By Greg Clark, July 16, 1921
Once more comes round the season when man discovers anew the absence of that rib he lost in Eden.
The season of man-made breakfasts is here. The season of unmade beds, of disorganized laundry, of great heaps of dirty dishes in countless deserted kitchen sinks! The season of holey socks, of buttonless bedeveys, of bleak and dusty homes! Lo the season of the summer bachelor is upon us.
It is in the next eight weeks that the married man discovers what liars and mockers his bachelor friends are.
Thousands of husbands, growing shabbier and seedier and more undernourished every day, are falling in love with their wives again.
Yoho and ahoy! Regard the well-known summer bachelor whose wife is up at the cottage! See him at seven o’clock of the evening, the cafe-fed expression on his face, a large hole in the heel of his sock, a bundle of funny papers under his arm, standing on a deserted down-town corner watching the hours whizz by.
See him watering his lawn at home. Observe him deporting himself gayly on his verandah, rocking in the wicker rocker that is his wife’s favorite chair. Hear him in the early morn, rattling pans as he gets himself his breakfast. Does he sing as he shaves? Does he come home at eve with his usual spring stride?
It is time we recognized the pitiful plight of summer bachelors. The Armenians and others are getting altogether too much sympathy.
What an opportunity the churches, the Y. M. C. A., and the Rotary Club are missing by not shepherding the summer bachelor!
The churches could hold special mid-week social gatherings for them. The poor fellows could be invited to bring their socks to be darned, their garments to have buttons sewed on by the ladies of the church who are still in town. A bright program could be made up by inviting two or three of the summer bachelors to bring their wives photographs and give little ten-minute talks on “Why I Miss My Wife.” Good old sentimental songs could be sung, such as “When You and I Were Young Maggie” and “In the Shade of the Old Apple Tree.” In addition to improving tremendously the domestic spirit of the community, such gatherings would be of wonderful relief to the poor neglected fellows.
The Y. M. C. A. could put on summer bachelor evenings, to which the distracted, lonely beggars could invite several of their real bachelor friends. Then in the gymnasium, bouts could be staged between real bachelors and the summer variety, in which the latter could pound the stuffing out of the genuine article in payment for all the false blather he had indulged in about “freedom” and “independence.”
I advocate this thing in order to render unnecessary the tragedy which recently occurred in the apartment of a real bachelor friend of mine.
Being temporarily alone, I had reached the climax of summer bachelor misery. All my laundry was equally divided between the laundryman and my bedroom floor. My socks had run out. There were no more restaurants left to try. All the dishes, including the cut glass and the fancy plates of the dining-room plate-rail, were in the sink. And the house fairly shouted with emptiness. Then I remembered Henry.
Henry is, or was, my bachelor friend, who bragged so of his “freedom,” his Independence, his blessed single estate.
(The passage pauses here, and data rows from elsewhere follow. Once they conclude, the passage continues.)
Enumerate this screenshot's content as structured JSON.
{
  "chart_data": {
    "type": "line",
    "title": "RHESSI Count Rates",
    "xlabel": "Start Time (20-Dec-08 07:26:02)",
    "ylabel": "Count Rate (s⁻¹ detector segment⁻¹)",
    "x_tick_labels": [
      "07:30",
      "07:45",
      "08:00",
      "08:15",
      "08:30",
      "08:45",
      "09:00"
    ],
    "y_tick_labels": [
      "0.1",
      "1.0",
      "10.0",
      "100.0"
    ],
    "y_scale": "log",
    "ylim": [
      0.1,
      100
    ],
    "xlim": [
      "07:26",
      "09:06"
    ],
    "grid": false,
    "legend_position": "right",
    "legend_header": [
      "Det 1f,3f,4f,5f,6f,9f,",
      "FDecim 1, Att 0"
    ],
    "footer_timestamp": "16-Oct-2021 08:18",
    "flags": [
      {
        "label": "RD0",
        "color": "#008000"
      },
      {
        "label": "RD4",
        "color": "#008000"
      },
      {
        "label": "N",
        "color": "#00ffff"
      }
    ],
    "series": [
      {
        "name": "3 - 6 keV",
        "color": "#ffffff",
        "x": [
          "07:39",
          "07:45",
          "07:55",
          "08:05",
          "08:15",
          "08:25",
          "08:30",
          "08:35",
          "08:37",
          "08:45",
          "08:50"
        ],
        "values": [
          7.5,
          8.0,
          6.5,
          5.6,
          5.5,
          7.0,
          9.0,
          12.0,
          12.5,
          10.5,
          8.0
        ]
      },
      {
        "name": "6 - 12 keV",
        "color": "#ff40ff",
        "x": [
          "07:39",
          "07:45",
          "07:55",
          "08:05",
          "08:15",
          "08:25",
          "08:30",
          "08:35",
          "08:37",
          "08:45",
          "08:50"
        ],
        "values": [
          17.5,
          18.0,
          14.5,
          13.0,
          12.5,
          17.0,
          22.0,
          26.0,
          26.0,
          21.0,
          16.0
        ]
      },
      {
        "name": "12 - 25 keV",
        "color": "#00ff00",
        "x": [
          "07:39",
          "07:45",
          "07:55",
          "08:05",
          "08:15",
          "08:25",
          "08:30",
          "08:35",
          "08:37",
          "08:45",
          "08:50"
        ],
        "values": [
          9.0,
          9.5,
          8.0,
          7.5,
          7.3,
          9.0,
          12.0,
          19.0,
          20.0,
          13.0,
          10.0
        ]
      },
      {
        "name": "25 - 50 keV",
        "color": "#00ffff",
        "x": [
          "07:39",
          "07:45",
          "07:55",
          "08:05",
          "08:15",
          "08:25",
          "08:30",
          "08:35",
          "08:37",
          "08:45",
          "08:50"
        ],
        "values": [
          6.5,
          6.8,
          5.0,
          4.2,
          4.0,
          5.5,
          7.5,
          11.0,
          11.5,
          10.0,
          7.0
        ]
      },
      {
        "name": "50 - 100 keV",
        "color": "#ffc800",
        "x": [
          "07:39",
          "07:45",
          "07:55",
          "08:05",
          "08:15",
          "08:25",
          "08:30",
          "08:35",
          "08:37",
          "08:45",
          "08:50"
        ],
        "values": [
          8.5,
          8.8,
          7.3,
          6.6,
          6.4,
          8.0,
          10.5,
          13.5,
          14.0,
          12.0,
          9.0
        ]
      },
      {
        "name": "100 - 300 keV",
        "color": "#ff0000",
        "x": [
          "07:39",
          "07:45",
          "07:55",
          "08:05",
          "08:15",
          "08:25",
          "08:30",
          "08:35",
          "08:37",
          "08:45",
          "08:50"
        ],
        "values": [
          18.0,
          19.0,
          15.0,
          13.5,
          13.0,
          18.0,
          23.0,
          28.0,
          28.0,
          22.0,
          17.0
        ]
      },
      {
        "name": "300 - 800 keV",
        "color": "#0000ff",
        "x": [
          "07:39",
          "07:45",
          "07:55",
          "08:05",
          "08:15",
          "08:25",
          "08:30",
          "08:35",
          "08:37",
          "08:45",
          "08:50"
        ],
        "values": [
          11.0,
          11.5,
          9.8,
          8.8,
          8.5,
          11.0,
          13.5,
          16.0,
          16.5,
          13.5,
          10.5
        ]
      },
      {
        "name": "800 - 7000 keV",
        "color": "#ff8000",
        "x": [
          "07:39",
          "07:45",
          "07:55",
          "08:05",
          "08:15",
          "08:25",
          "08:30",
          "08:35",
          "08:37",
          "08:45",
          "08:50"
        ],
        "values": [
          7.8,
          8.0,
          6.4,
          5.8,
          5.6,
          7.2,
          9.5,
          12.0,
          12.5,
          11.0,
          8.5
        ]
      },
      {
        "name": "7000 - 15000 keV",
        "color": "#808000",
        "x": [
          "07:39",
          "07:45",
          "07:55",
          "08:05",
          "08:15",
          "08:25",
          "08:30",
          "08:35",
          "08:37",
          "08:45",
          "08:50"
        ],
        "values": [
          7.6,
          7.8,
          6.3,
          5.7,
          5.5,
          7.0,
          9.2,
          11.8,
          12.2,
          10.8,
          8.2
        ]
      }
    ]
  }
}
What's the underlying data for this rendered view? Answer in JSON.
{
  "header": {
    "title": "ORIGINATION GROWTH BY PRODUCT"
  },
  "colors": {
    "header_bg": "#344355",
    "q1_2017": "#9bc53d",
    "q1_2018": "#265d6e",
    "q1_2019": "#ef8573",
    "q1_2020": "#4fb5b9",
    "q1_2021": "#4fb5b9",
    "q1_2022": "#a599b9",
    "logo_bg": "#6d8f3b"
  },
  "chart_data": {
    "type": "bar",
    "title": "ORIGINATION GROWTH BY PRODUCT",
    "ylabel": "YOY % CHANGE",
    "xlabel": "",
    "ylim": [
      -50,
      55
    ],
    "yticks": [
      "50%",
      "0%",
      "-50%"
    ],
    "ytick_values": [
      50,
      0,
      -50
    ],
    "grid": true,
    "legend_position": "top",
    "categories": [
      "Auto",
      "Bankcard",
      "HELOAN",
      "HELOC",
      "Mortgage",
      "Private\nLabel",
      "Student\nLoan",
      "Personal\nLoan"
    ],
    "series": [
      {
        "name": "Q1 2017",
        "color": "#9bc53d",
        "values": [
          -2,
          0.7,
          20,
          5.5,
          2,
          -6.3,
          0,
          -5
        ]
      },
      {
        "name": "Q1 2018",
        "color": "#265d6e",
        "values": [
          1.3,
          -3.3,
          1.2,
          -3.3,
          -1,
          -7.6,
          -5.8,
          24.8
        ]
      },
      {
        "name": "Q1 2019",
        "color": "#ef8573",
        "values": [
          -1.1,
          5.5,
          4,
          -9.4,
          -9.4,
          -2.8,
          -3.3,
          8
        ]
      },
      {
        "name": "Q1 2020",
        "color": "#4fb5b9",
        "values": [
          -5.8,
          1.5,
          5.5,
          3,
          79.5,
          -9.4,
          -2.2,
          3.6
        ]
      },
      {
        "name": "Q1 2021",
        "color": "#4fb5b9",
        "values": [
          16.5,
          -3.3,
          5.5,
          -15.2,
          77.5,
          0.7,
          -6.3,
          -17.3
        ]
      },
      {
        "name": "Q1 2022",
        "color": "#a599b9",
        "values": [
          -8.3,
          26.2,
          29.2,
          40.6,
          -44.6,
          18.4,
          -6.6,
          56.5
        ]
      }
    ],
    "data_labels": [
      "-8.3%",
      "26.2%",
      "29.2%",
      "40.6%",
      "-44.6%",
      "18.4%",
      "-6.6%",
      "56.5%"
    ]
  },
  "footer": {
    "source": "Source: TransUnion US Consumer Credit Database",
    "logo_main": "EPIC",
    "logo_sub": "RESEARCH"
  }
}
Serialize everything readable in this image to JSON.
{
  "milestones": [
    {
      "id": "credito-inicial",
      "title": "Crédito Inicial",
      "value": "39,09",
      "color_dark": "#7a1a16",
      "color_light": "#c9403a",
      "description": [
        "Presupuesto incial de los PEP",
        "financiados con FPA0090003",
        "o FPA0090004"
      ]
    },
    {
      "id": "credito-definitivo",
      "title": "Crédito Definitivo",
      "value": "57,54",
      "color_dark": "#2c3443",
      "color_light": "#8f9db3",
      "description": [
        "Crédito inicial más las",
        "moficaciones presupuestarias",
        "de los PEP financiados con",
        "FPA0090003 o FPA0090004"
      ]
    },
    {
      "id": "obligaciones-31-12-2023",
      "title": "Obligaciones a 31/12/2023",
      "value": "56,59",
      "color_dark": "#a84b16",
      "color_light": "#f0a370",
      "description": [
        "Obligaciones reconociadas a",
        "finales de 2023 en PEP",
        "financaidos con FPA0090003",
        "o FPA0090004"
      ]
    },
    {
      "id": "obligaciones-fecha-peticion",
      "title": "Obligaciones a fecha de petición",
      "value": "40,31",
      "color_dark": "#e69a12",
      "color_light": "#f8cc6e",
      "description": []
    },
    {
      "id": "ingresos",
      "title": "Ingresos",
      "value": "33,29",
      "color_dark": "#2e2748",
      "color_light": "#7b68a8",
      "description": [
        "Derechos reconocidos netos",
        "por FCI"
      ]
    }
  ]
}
I decided to hunt up Henry and see how he managed, without a wife.
We met; we dined together. He took me to his apartment.
His apartment was about the size of a decent chest of drawers. It smelled of heat and stale smoke. His bed was unmade. There were heaps of clothing on the floor, garments hung on doorknobs, a boot on his dresser. There was dust and confusion on all his tables and window sills. In his bachelor kitchenette dirty dishes were in the sink, and extinct sardine cans and milk bottles were strewn about.
Henry, wholly ignorant of my emotions, sat down in his rickety leather easy chair, and said –
“Ah, this is the life! No slavery for me! Free and independent! Now, you, your poor – “
With that, I struck him with a chair over the head.
Over his remains I heaped the stray garments off the floor and a few tin cans out of the kitchenette.
I make no excuses for this deed. For the summer bachelor is subject to a sort of madness. It is caused by the uneven pressure on his vertebrae and spinal cord owing to the loss of one of his ribs.
Editor’s Note: A “summer bachelor” was a common character in Greg’s stories, even early ones like this one from 1921 illustrated by Jim. Middle class families who owned summer cottages would have the wife and children go to the cottage for the whole summer when the children were out of school. The husbands would stay behind in the city for the work week, and would go to the cottage on weekends. The joke was that the men would always be helpless at home without their wives around. This situation would come up in the future Greg-Jim stories as well, as the hijinks they would get into was always when they were on their own.